25.% des déchets sont refusés et repartent en UIOM [[Unité d’Incinération des Ordures Ménagères]], couramment appelé incinérateurs.
« Les refus sont majoritairement dus aux erreurs de pré-tri des habitants. Mais le site a aussi du mal à recycler les petits objets comme les canettes en aluminium. » admet Alex Arnal. « L’agglomération de Montpellier qui possède Déméter et la société SMTVD [[Société Montpelliéraine de traitement et de valorisation de déchets]] qui gère le centre, travaillent sur l’amélioration du taux de refus. »

Le centre de tri Déméter a ouvert ses portes il y a 15 ans, sous l’impulsion du Districit (ex Agglo) qui anticipe alors la loi REP des producteurs d’emballages. « Dès 1992, Montpellier était la surdouée du tri sélectif, puisque Déméter était le deuxième centre de tri à s’implanter en France. » fait remarquer son responsable.
Mais si les techniques de tri évoluent à vitesse grand V, à Déméter, le tri se fait encore à la main. « Le centre qui n’a pas évolué depuis sa création doit être modernisé par l’agglomération dans les trois ans à venir. »
Cependant, innover dans le secteur du déchet est un processus complexe. Eco-emballage, premier maillon de la chaîne qui chapeaute le tri sélectif, cherche à recycler de nouvelles matières comme le plastique dur (les barquettes de jambons) ou les films plastiques. « Ce sont des expérimentations compliquées à mettre en place, car elles chamboulent toute la filière. » indique Alex Arnal. « Recycler les films plastiques, c’est habiliter tous les centres de tri à de nouvelles techniques, augmenter le volume de la poubelle jaune de 25%, donc le nombre de bacs, les passages de camion-benne, etc. Et puis il faut communiquer auprès de 60 millions de Français pour qu’une nouvelle matière entre dans le circuit. »

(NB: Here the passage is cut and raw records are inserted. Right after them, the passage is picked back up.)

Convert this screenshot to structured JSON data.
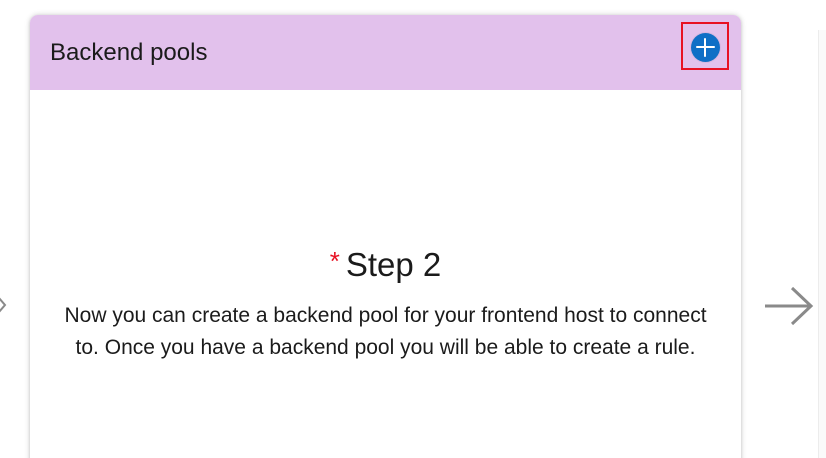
{
  "card": {
    "title": "Backend pools",
    "add_button_icon": "plus-circle-icon",
    "header_color": "#e2c1ec",
    "add_button_color": "#0f6fc6",
    "highlight_color": "#e81123"
  },
  "step": {
    "required_marker": "*",
    "heading": "Step 2",
    "description": "Now you can create a backend pool for your frontend host to connect to. Once you have a backend pool you will be able to create a rule."
  },
  "navigation": {
    "left_icon": "chevron-right-icon",
    "right_icon": "arrow-right-icon"
  }
}
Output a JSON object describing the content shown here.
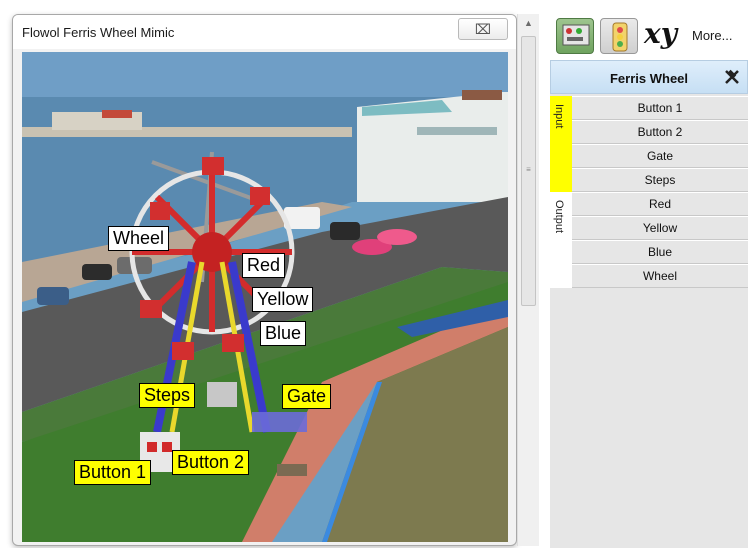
{
  "window": {
    "title": "Flowol Ferris Wheel Mimic",
    "close_glyph": "⌧"
  },
  "scene_labels": {
    "wheel": "Wheel",
    "red": "Red",
    "yellow": "Yellow",
    "blue": "Blue",
    "steps": "Steps",
    "gate": "Gate",
    "button1": "Button 1",
    "button2": "Button 2"
  },
  "toolbar": {
    "icons": [
      "circuit-board-icon",
      "traffic-light-icon",
      "xy-icon"
    ],
    "xy_label": "xy",
    "more_label": "More..."
  },
  "panel": {
    "title": "Ferris Wheel",
    "pin_icon": "pin-icon",
    "groups": [
      {
        "label": "Input",
        "color": "#ffff00",
        "items": [
          "Button 1",
          "Button 2",
          "Gate",
          "Steps"
        ]
      },
      {
        "label": "Output",
        "color": "#ffffff",
        "items": [
          "Red",
          "Yellow",
          "Blue",
          "Wheel"
        ]
      }
    ]
  },
  "colors": {
    "input_accent": "#ffff00",
    "label_yellow": "#ffff00",
    "panel_header": "#cfe4f7"
  }
}
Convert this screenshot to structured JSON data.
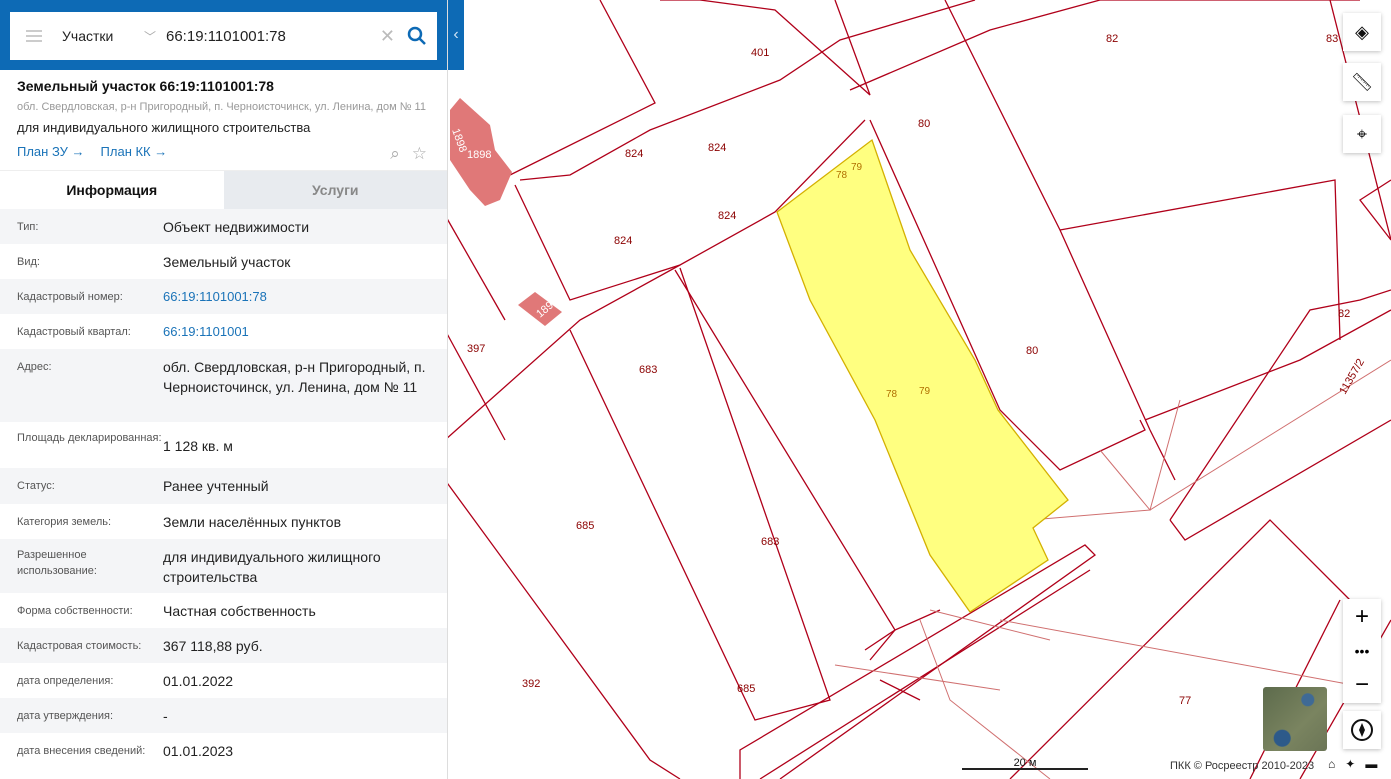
{
  "search": {
    "type": "Участки",
    "value": "66:19:1101001:78"
  },
  "object": {
    "title": "Земельный участок 66:19:1101001:78",
    "address": "обл. Свердловская, р-н Пригородный, п. Черноисточинск, ул. Ленина, дом № 11",
    "use": "для индивидуального жилищного строительства",
    "links": [
      "План ЗУ →",
      "План КК →"
    ]
  },
  "tabs": [
    "Информация",
    "Услуги"
  ],
  "rows": [
    {
      "label": "Тип:",
      "value": "Объект недвижимости"
    },
    {
      "label": "Вид:",
      "value": "Земельный участок"
    },
    {
      "label": "Кадастровый номер:",
      "value": "66:19:1101001:78"
    },
    {
      "label": "Кадастровый квартал:",
      "value": "66:19:1101001"
    },
    {
      "label": "Адрес:",
      "value": "обл. Свердловская, р-н Пригородный, п. Черноисточинск, ул. Ленина, дом № 11"
    },
    {
      "label": "Площадь декларированная:",
      "value": "1 128 кв. м"
    },
    {
      "label": "Статус:",
      "value": "Ранее учтенный"
    },
    {
      "label": "Категория земель:",
      "value": "Земли населённых пунктов"
    },
    {
      "label": "Разрешенное использование:",
      "value": "для индивидуального жилищного строительства"
    },
    {
      "label": "Форма собственности:",
      "value": "Частная собственность"
    },
    {
      "label": "Кадастровая стоимость:",
      "value": "367 118,88 руб."
    },
    {
      "label": "дата определения:",
      "value": "01.01.2022"
    },
    {
      "label": "дата утверждения:",
      "value": "-"
    },
    {
      "label": "дата внесения сведений:",
      "value": "01.01.2023"
    }
  ],
  "map": {
    "labels": [
      "401",
      "82",
      "83",
      "80",
      "824",
      "824",
      "824",
      "824",
      "78",
      "79",
      "397",
      "683",
      "80",
      "78",
      "79",
      "82",
      "11357/2",
      "685",
      "683",
      "392",
      "685",
      "77",
      "1898",
      "1898",
      "1899"
    ],
    "scale": "20 м",
    "copyright": "ПКК © Росреестр 2010-2023"
  },
  "colors": {
    "accent": "#0d6ab5",
    "parcel_fill": "#ffff80",
    "border": "#b0001a"
  }
}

Chaque année, la progression en tonnage de déchets traités par Déméter est significative. En 2012, ce sont 22 000 tonnes qui doivent passer entre les mains des quarante-cinq employés du centre. C’était seulement 3.869 tonnes en 1997. « Cela peut s’expliquer par une augmentation de la consommation, une croissance démographique sur Montpellier, mais également une progression des gestes de tri. » souligne le responsable.
Une fois triées, les matières sont compactées et les balles s’alignent à l’extérieur du bâtiment, attendant d’être réinjectées dans notre quotidien. IMG_4416.jpg

3/4 « Les éco-organismes, c’est l’avenir de la filière déchets » soutient Gilles Cromière

Tout le monde le connaît, le petit logo recyclage d’éco-emballages. Et pour cause, le tout premier éco-organisme de France a vu le jour il y a 20 ans déjà. Mais au fait, c’est quoi un éco-organisme ?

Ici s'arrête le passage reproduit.